AUTHOR CONTRIBUTIONS
Gohar Fatima: Conceptualization; formal analysis; investigation; methodology; project administration; visualization; writing – original draft. Zafar Ahmed: Conceptualization; data curation; investigation; methodology; validation; writing – original draft. Ayesha Akhtar: Data curation; methodology; resources; validation; writing – original draft. Syed Tabish Rehman: Conceptualization; formal analysis; investigation; project administration; software; visualization; writing – original draft. Sajjad Ali: Investigation; project administration; supervision; validation; writing – original draft; writing – review and editing.

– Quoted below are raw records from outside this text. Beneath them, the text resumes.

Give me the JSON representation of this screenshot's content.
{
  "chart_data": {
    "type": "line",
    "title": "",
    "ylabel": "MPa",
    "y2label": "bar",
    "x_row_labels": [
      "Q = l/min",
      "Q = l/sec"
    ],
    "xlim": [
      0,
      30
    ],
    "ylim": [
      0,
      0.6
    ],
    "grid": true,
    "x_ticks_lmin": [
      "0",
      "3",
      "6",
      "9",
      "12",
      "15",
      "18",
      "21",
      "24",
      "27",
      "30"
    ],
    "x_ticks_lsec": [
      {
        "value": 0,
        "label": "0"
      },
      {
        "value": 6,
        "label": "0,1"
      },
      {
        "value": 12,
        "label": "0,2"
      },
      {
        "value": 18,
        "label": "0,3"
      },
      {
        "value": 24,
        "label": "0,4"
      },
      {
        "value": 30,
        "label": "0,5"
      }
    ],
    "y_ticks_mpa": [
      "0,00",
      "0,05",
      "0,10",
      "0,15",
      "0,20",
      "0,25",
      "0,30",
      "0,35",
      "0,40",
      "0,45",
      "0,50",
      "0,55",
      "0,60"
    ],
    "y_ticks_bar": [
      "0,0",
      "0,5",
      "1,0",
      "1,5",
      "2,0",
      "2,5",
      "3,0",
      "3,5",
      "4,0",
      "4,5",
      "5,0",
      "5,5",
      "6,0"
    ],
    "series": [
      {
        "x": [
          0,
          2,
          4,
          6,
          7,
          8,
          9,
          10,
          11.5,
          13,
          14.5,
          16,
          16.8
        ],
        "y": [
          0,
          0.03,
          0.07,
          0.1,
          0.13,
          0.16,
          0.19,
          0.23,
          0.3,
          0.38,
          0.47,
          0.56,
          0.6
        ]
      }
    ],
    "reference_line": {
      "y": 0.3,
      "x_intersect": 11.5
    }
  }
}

Mahfuza Anan: Conceptualization; methodology; project administration; writing – review and editing.
FUNDING INFORMATION
None.
CONFLICT OF INTEREST STATEMENT
None of the authors have any conflict of interest.
ETHICS STATEMENT
Our institution does not require ethical approval for reporting individual cases or case series.
CONSENT
Written informed consent was obtained from the patient to publish this report in accordance with the journal's patient consent policy.
Open Research
DATA AVAILABILITY STATEMENT
The data that support the findings of this study are available on request from the corresponding author. The data are not publicly available due to privacy or ethical restrictions.